President Moon Jae-in recently called for all-out efforts to fight corruption in both the public and private sectors, noting graft may be limiting the country's growth potential.
The Republic of Korea is notorious for the world’s worst income gaps among the different strata of people. It is the highest among the member countries of the OECD (Organization for Economic Co-operation and development).

Publisher-Chairman Lee Kyung-sik of The Korea Post

According to a report of OECD published on Yonhap on Sept. 26, 2015, the top 10% of the total population earned money that was nearly 10 times (9.6 times) of the average earnings of the lowest group of income earners.
The figures represented a deteriotion compared with the statistics of the 1980s when it was seven times.
The rich Korean, representing 1% of the total population of Korea, owned 18% of the total wealth of the Korean people.

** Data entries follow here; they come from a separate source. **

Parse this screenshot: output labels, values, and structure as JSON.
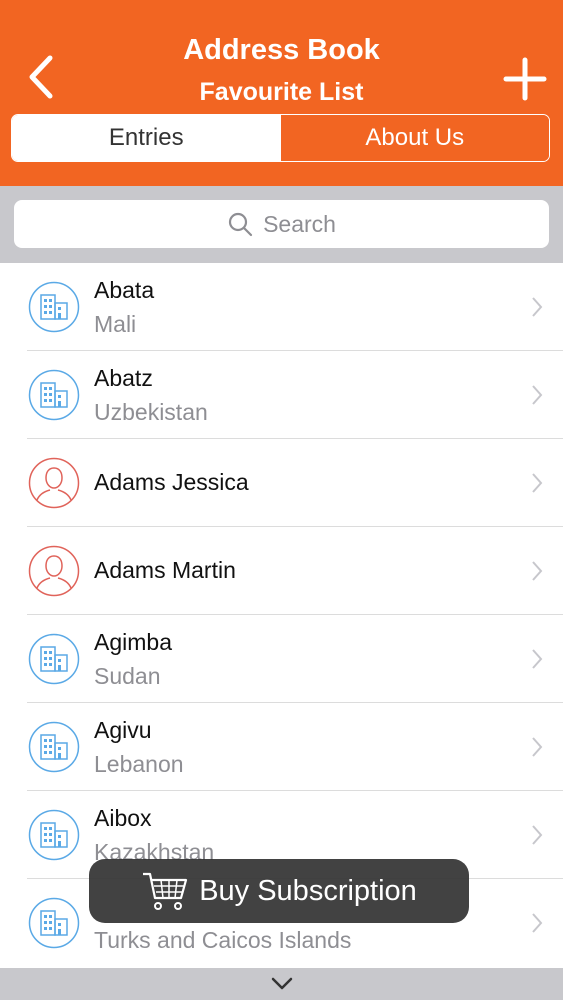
{
  "header": {
    "title": "Address Book",
    "subtitle": "Favourite List",
    "back_icon": "chevron-left-icon",
    "add_icon": "plus-icon"
  },
  "tabs": [
    {
      "label": "Entries",
      "selected": true
    },
    {
      "label": "About Us",
      "selected": false
    }
  ],
  "search": {
    "placeholder": "Search",
    "icon": "search-icon"
  },
  "entries": [
    {
      "name": "Abata",
      "sub": "Mali",
      "type": "building"
    },
    {
      "name": "Abatz",
      "sub": "Uzbekistan",
      "type": "building"
    },
    {
      "name": "Adams Jessica",
      "sub": "",
      "type": "person"
    },
    {
      "name": "Adams Martin",
      "sub": "",
      "type": "person"
    },
    {
      "name": "Agimba",
      "sub": "Sudan",
      "type": "building"
    },
    {
      "name": "Agivu",
      "sub": "Lebanon",
      "type": "building"
    },
    {
      "name": "Aibox",
      "sub": "Kazakhstan",
      "type": "building"
    },
    {
      "name": "",
      "sub": "Turks and Caicos Islands",
      "type": "building"
    }
  ],
  "buy_button": {
    "label": "Buy Subscription",
    "icon": "cart-icon"
  },
  "colors": {
    "accent": "#f26522",
    "building_icon": "#5aa9e6",
    "person_icon": "#e0635a"
  }
}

This poses a striking contrast with a picture where 40% of the Korean people had only 3% of the wealth of the nation.
What brought about this outstanding income gaps between the haves and havenots? Official corruption and graft involving the minority in the better-off social groups are considered to be among the primary causes.
President Moon said, "I am certain that our potential growth rate will increase when we establish justice in our society," the president said in the inaugural meeting of a new anti-corruption council held at the presidential office Cheong Wa Dae.

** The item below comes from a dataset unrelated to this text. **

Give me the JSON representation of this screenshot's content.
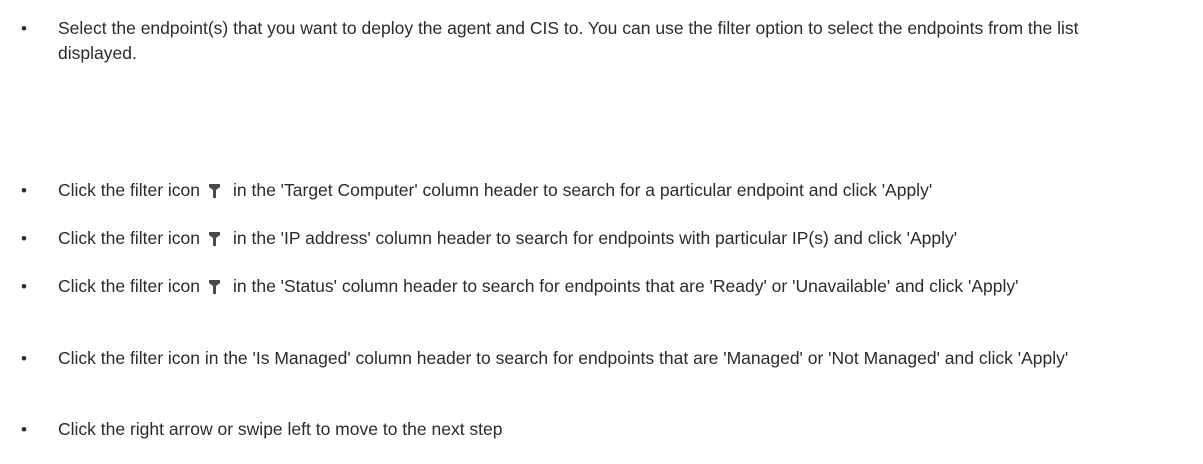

"There is a saying that corruption turns everything into naught. Throughout history, great powers, economies and national securities lost their glory and collapsed due to corruption," he said, according to Cheong Wa Dae pool reports.
The President urged immediate efforts to first reform the government, insisting the country's transparency has backtracked under former governments.
"Over the past several years, we moved backward rather than moving forward to become a more transparent nation," Moon told the meeting.
"The power that should have been more transparent than any other and the public sector that should have been cleaner failed to come out of the swamp of corruption, with (those in power) squeezing the livelihood of the people through unjust and corruptive ways and wasted the people's tax money as if their own while executing state powers," he added.
Moon, however, also stressed the need to eradicate corruption in the private sector.
"Corruption in the private sector deteriorates the people's livelihood by destroying our social justice, and thus we will only be able to build a fair society with no cheating and no special privileges when we also remove deep-rooted corruption in the private sector," he said.